Usuários, conceitos, estudos de necessidades e métodos de estudo

17/12/2014 at 10:07 Deixe um comentário

Define-se que o usuário pode ser qualquer ente: pessoa, instituição ou o próprio serviço de informação que precisa suprir determinada necessidade informacional. Nisso, os estudos de usuários visam verificar estas necessidades informacionais através de variáveis que o utilizador demanda.

Quando se estuda informação é necessário qualificá-la, pois há uma problemática e dificuldade na definição do conceito por seu uso em diversos campos. Na CI (Ciência da Informação), a informação é social (depende de seu contexto do uso), e só existe informação quando é institucionalizada e utilizada, portanto ela possui foco no tratamento e uso. Nesse sentido, os estudos do usuário são estudos da comunidade onde o usuário está inserido. Logo, as características da instituição já impactam no perfil do usuário, ainda mais tratando-se de serviços especializados. Portanto, qual o contexto em que o usuário vai buscar a informação? É neste contexto que realizamos o estudo do usuário.

Quanto a estes estudos, discute-se um modelo de comportamento informacional, que é utilizado para compreensão do comportamento informacional dos indivíduos. Ele comporta-se da seguinte forma:

  • Faz pesquisa ou busca em “sistemas formais” ou seja, os sistemas e serviços de informação institucionalizados como bibliotecas, arquivos, serviços online, publicações, centros de informação, entre outros;
  • Também busca em “outros sistemas”, cuja função primária não é a oferta de informação (por exemplo, o usuário pode ir a uma revendas de veículos, que pode ser utilizadas para se obter informações sobre preços de automóveis);
  • Por último, as informações podem ser obtidas a partir de outras pessoas, através de socialização ou troca de informação com reciprocidade.

Quanto às necessidades de informação (information needs), influenciadas pela noção de contexto (locus de busca e uso da informação), pode-se afirmar que divide-se em três grandes componentes:

  • “o mundo da vida do usuário” (user’s life world) que é a totalidade das experiências do indivíduo como um usuário de informação em seu grupo de referência (ou de convívio) além do próprio indivíduo;
  • o sistema de informação (information system) que interage com o mundo do usuário, o grupo ao qual pertence e o mediador, em geral um ser humano ou profissional da informação, e a tecnologia vista como um conjunto de técnicas para constituir um sistema de busca informacional;
  • Fontes de conhecimento, onde sistema de informação deve ter acesso a origens diversificadas de informação e conhecimento.

Quanto a caminhos de pesquisa na área de informação, estes trazem uma abordagem qualitativa, os contextos e grupos específicos a serem observados, além da necessidade de adoção de conceitos da psicologia e sociologia nos estudos destes usuários.

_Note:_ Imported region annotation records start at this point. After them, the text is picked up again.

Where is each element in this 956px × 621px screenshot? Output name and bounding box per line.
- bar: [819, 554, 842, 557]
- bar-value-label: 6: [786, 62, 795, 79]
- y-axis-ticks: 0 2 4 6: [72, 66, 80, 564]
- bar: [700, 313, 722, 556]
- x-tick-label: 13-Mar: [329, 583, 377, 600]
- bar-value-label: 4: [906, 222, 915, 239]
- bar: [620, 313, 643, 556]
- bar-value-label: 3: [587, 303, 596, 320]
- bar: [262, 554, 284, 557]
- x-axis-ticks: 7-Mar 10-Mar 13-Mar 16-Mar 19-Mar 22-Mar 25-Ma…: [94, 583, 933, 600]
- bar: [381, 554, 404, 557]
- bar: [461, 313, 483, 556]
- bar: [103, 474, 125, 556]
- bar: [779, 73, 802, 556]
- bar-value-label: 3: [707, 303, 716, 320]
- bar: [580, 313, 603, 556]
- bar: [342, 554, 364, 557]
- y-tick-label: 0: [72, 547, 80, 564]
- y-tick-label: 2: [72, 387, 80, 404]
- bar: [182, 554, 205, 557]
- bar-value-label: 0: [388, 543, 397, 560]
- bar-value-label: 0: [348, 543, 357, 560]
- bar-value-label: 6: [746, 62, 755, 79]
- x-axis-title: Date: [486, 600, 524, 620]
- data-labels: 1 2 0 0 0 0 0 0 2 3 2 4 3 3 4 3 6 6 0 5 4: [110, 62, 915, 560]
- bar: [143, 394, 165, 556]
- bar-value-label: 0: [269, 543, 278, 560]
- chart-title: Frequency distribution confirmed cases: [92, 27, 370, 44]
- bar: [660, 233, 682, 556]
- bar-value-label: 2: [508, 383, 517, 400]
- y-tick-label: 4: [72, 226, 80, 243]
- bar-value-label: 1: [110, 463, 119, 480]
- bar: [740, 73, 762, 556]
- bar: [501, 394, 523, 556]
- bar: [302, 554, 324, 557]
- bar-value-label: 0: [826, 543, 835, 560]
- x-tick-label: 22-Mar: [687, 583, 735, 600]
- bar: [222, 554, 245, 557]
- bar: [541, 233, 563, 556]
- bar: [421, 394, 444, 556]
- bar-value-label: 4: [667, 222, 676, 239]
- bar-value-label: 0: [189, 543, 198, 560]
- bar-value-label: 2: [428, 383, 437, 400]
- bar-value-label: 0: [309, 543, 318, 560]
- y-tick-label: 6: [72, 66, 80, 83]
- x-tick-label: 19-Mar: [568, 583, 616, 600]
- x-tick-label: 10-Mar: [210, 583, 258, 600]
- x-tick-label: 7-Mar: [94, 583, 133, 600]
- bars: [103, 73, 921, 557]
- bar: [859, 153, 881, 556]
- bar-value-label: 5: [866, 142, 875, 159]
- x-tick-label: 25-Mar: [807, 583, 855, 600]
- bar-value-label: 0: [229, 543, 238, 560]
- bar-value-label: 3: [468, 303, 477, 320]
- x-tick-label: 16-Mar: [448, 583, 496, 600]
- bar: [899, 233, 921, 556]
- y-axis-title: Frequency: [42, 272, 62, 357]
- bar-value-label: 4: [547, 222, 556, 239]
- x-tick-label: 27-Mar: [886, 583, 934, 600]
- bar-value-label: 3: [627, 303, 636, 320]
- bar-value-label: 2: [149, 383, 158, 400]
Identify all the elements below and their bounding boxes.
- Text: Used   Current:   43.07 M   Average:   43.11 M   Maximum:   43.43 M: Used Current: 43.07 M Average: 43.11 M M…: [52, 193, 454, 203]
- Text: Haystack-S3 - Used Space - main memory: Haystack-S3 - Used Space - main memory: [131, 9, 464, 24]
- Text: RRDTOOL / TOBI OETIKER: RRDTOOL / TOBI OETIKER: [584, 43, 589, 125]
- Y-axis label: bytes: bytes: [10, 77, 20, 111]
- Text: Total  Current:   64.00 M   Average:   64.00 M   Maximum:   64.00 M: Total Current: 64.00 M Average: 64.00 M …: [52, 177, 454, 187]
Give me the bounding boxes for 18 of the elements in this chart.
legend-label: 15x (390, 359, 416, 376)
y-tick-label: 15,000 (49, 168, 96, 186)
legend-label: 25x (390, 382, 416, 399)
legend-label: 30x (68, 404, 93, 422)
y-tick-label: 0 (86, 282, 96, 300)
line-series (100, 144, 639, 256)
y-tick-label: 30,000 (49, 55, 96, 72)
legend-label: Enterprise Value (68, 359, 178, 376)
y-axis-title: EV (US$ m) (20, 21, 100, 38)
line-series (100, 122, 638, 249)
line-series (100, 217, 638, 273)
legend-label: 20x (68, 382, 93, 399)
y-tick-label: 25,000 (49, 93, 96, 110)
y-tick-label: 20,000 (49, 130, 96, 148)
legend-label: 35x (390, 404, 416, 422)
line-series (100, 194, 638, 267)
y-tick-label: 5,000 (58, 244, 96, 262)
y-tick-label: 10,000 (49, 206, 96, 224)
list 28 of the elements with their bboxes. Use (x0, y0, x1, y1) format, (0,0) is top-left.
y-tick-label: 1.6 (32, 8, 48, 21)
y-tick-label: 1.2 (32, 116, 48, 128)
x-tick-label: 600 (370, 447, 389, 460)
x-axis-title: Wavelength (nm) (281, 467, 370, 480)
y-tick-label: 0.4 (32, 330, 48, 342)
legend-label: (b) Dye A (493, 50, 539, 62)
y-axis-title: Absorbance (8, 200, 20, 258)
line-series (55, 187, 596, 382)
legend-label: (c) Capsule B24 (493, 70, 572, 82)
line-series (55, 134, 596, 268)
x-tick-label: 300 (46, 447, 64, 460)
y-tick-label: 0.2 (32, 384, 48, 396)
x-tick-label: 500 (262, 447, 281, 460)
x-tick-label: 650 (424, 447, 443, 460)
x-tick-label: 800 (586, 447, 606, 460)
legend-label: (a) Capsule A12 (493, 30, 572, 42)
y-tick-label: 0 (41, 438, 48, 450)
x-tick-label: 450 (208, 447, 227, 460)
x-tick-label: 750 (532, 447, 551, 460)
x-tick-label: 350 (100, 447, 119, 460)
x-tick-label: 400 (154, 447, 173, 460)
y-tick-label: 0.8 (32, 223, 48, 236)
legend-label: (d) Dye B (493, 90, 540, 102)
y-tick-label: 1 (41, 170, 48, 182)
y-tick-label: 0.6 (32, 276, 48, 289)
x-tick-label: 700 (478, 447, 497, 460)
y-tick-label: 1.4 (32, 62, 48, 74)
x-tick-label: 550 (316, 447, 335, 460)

Entender a informação no trabalho e em ambientes sociais como entidade física ou fenômeno ou um canal de comunicação por onde mensagens são transferidas.

Por outro lado, dados fatuais empiricamente determinados, apresentados num documento ou transmitidos oralmente podem ter a presença ou não de juízo de valor. Assim, é importante lembrar sobre o “estado anômalo de conhecimento” (conceito de CHOO 2003) , para introduzir a necessidade de alguns estudos de usuários na CI, considerar situações sociais no canal de comunicação (oral versus escrito) e o documento na possível satisfação de necessidades do usuário.

Em relação, ainda, aos estudos de usuários e do seu modelo de comportamento informacional, ressalta-se a importância de identificar as necessidades informacionais destes utilizadores (que tem relação com o estado anômalo de conhecimento próprio de cada indivíduo): seu desejo, sua demanda expressa e sua demanda satisfeita.

Estes estudos de necessidades de usuários buscam trabalhar com categorias de relações ao avaliar a associação do usuário com o sistema de informação. Assim, mapeia-se o desconhecimento do usuário em relação ao sistema de informação, a performance do mediador e o estado da tecnologia ou do ambiente informacional.

Visa-se, com isso, identificar aspetos do ambiente informacional para possibilitar satisfazer as diferentes necessidades, explorar os papéis dos usuários (no ambiente de trabalho ou vida social) e o alargamento da percepção do usuário e seu comportamento para qualificar a recuperação, uso ou apropriação, além da relevância e pertinência.

CHOO, Chun Wei. A organização do conhecimento: como as organizações usam a informação para criar conhecimento, construir conhecimento e tomar decisões. São Paulo: SENAC, 2003.